1. We need to give ’em a few more days to spider Inkstain, apparently. Soon I will Rule the Googleverse (when people search on “radioactive laundry lint”)!

  2. It’s workin’ now!

    Reminds me of my hypothesis that laundry dryers use quantum mechanics to produce copious quantities of element 3.5 – Lintium.

    Cheers, Dave

  3. I thought I read somewhere that Lintium reacts with oxygen to create a time-space vortex, thus explaining why I have so many single sox?



  4. Dano – Almost. In fact, it’s a Lintium-carbon dioxide reaction, which explains the increasing loss of socks as atmospheric greenhouse gases increase. For reasons that are still not well understood, the models suggest we should expect to see the most significant effect at high latitudes, and some data from the laundry room at McMurdo Station seems to support this. However, there’s conflicting data from laundromats in Greenland, and skeptics suggest the McMurdo data is really a result of those Russian guys stealing socks.

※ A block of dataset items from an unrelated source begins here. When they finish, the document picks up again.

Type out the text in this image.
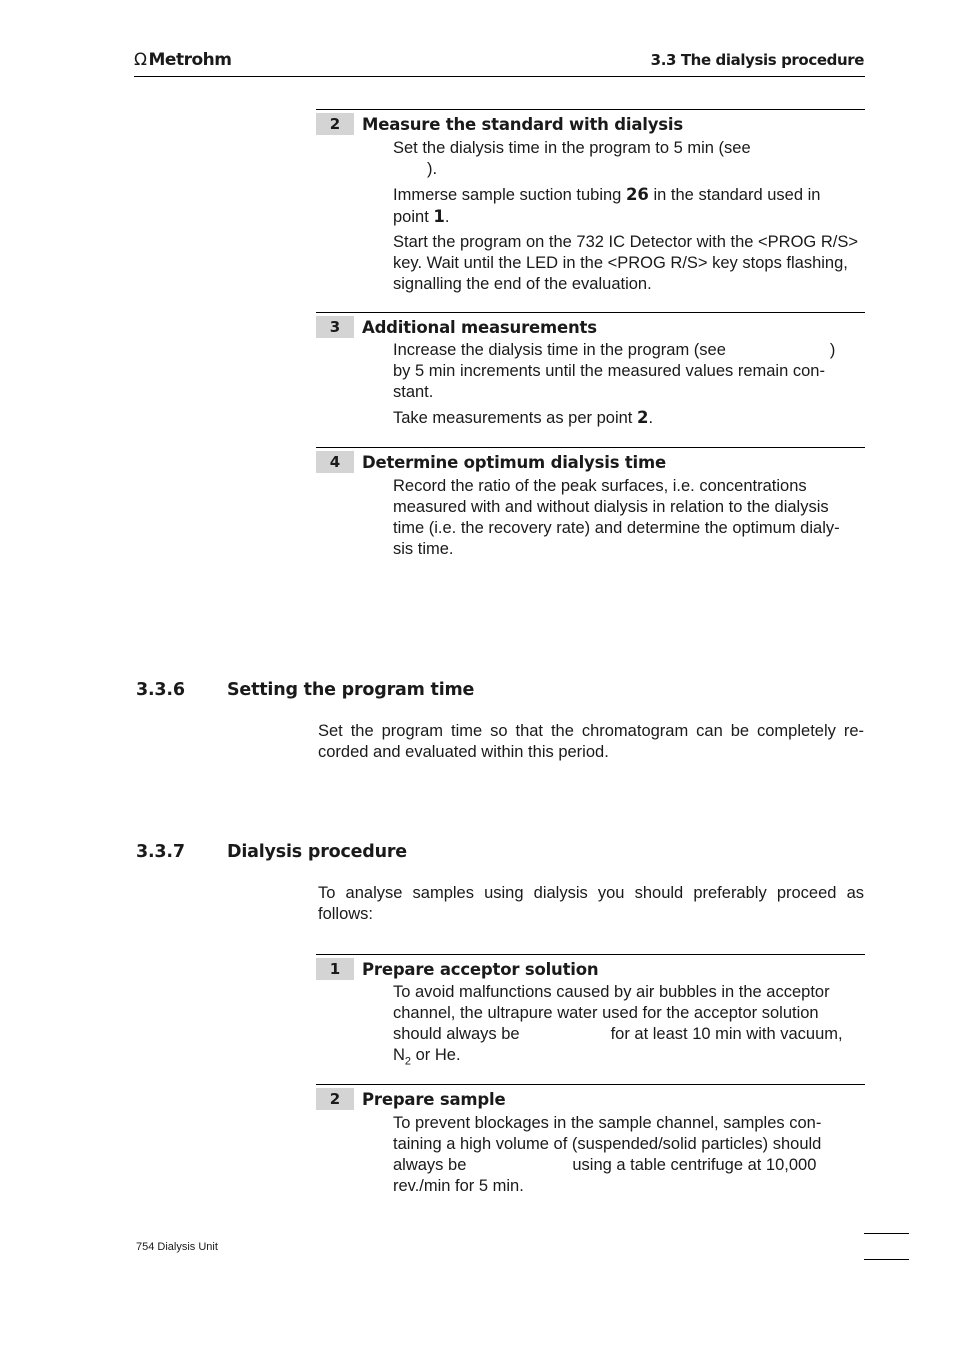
Ω Metrohm	3.3 The dialysis procedure
2	Measure the standard with dialysis
Set the dialysis time in the program to 5 min (see
).
Immerse sample suction tubing 26 in the standard used in point 1.
Start the program on the 732 IC Detector with the <PROG R/S> key. Wait until the LED in the <PROG R/S> key stops flashing, signalling the end of the evaluation.
3	Additional measurements
Increase the dialysis time in the program (see	)
by 5 min increments until the measured values remain con-stant.
Take measurements as per point 2.
4	Determine optimum dialysis time
Record the ratio of the peak surfaces, i.e. concentrations measured with and without dialysis in relation to the dialysis time (i.e. the recovery rate) and determine the optimum dialy-sis time.
3.3.6 Setting the program time
Set the program time so that the chromatogram can be completely re-corded and evaluated within this period.
3.3.7 Dialysis procedure
To analyse samples using dialysis you should preferably proceed as follows:
1	Prepare acceptor solution
To avoid malfunctions caused by air bubbles in the acceptor
channel, the ultrapure water used for the acceptor solution
should always be	for at least 10 min with vacuum,
$N_2$ or He.
2	Prepare sample
To prevent blockages in the sample channel, samples con-
taining a high volume of (suspended/solid particles) should
always be	using a table centrifuge at 10,000
rev./min for 5 min.
754 Dialysis Unit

So I don’t think the question is at all settled.

  5. As I said to Benny Peiser the other day* (when, after failing to replicate the Oreskes search string, he emailed his misunderstanding of her paper to the CCNet list) — search the way other people do, to find what they tell you is there:
    Results …. about 18,900 for +radioactive +laundry +lint

    the decay of radon daughter products, collected from some lint from a clothes dryer filter. Each reading is one minute apart.

    *I get his CCNet email list, and pointed out his similar error in search design the day he announced his misunderstanding of the Oreskes study, as did a huge crowd of other people.

  6. Hank –

    If I might quote your criticism back at you: “search the way other people do, to find what they tell you is there”. Or, in this case, not there. 🙂

    You’re picking at the wrong bit of lint. I searched for what I wanted to search for, which was the phrase “radioactive laundry lint,” not for pages with the separate words “radioactive” and “laundry” and “lint” in them. You’ll notice my wording: “the phrase”. I did this after digging through the newspaper archive at work and finding a very old pre-Google-era newspaper story done years ago by a colleague with the phrase in it. For some reason the phrase struck me as amusing (I’m told I’m easily amused), which is why I Googled it as I did.

  7. I do appreciate the game of finding phrases that never appeared on Google.
    The first collection I recall seeing is at http://www.tbtf.com/jargon-scout.html — New Scientist also announces them from time to time.

    But my followup was tangential and pedantic, a rimshot; I happened to have run the same search you did recently, while showing friends how that collected dryer lint and vacuum cleaner dust does register on a Geiger counter.

    Tangential again — I suppose somewhere Google has the complete collection of searches that led to no result — an invaluable marketing tool knowing what people search for and don’t find. Did you ever read Avram Davidson’s “The Sources of the Nile”? Google’s found it, I think.